I didn't mean to infer that it is an option when using a cap loss to offset a cap gain by using the word "can". I was just explaining how it works and sometimes the wording can be confusing. I found this TLH very confusing because just about everywhere I read about it the wording was sloppy. I had no idea that you could use way more than $3k of cap losses to offset cap gains, I thought it was a $3k limit per year. That $3k limit applies to income which is not really clearly explained but if you understand it I can see how the writer thinks it is explained. My comments apply to websites that are explaining TLH not about anyone here who has posted about TLH.

Also the TLH rule isn't clearly explained. I thought you just had to wait 30 days to buy back the sold investment. You really have to not be putting any money into the investment (your contributions, reinvesting dividends or cap gains) for 61 days to be able to TLH and then at day 61 you can reinvest back into it, 30 days before the sale, the day of the sale and then 30 days after the sale.
 
I didn't mean to infer that it is an option when using a cap loss to offset a cap gain by using the word "can". I was just explaining how it works and sometimes the wording can be confusing. I found this TLH very confusing because just about everywhere I read about it the wording was sloppy. I had no idea that you could use way more than $3k of cap losses to offset cap gains, I thought it was a $3k limit per year. That $3k limit applies to income which is not really clearly explained but if you understand it I can see how the writer thinks it is explained. My comments apply to websites that are explaining TLH not about anyone here who has posted about TLH.



Also the TLH rule isn't clearly explained. I thought you just had to wait 30 days to buy back the sold investment. You really have to not be putting any money into the investment (your contributions, reinvesting dividends or cap gains) for 61 days to be able to TLH and then at day 61 you can reinvest back into it, 30 days before the sale, the day of the sale and then 30 days after the sale.


You got it!
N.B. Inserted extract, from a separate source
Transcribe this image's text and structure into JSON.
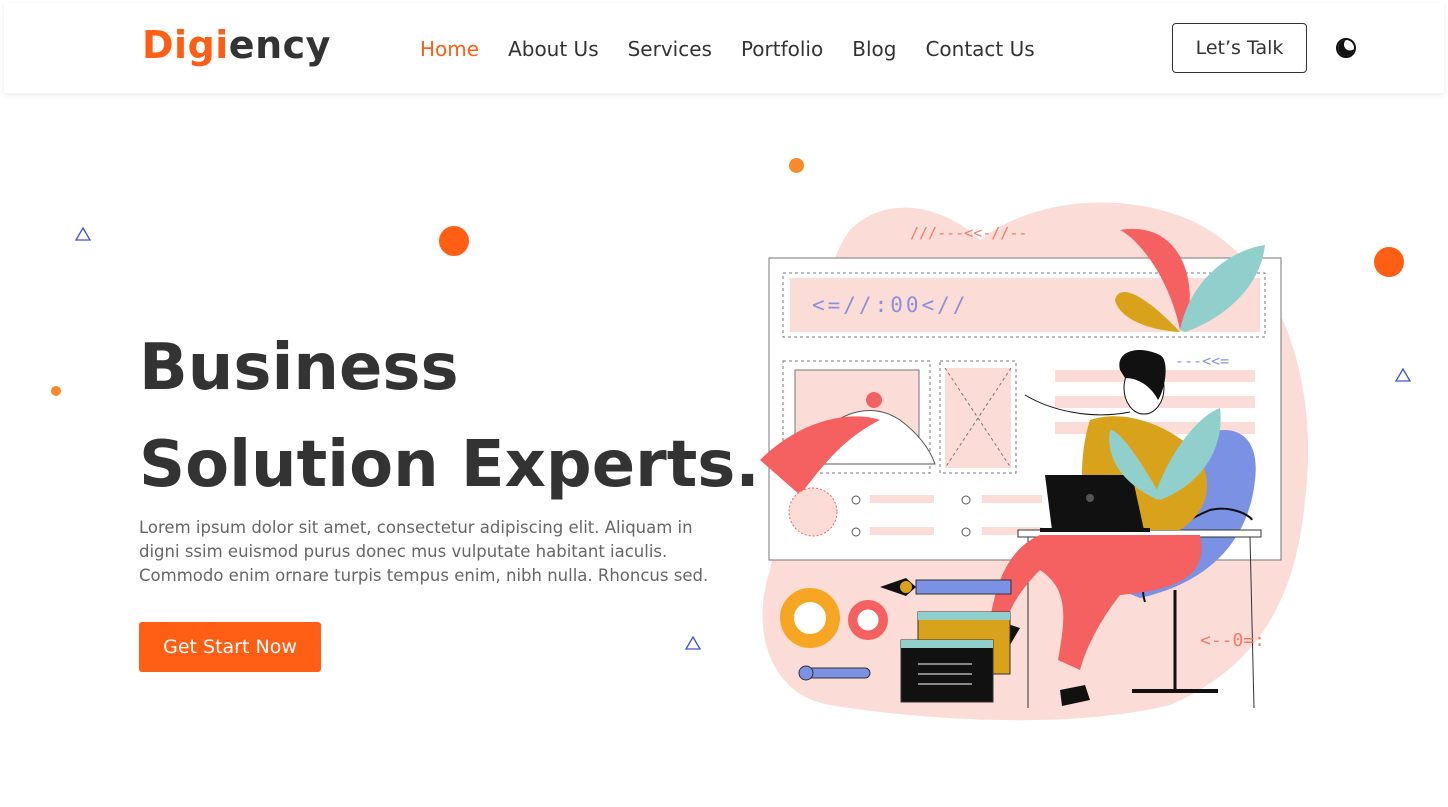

I’m waiting anxiously to take advantage of TLH with the recent bear market, but need to wait another two weeks before I can sell. I had acquired some stocks from cash covered puts at the end of April.
 
And remember the 30 day limitations apply across accounts, even across brokerages.
 
But the offset is in the order of 1) capital gain and then 2) income. Correct? Can I assume that tax software does this automatically? And if you had zero cap gains, only $3k would go toward income and the balance would be held for the next year?
Yes, that's the order I stated them in. And yes to your other questions though I only know for sure about TurboTax.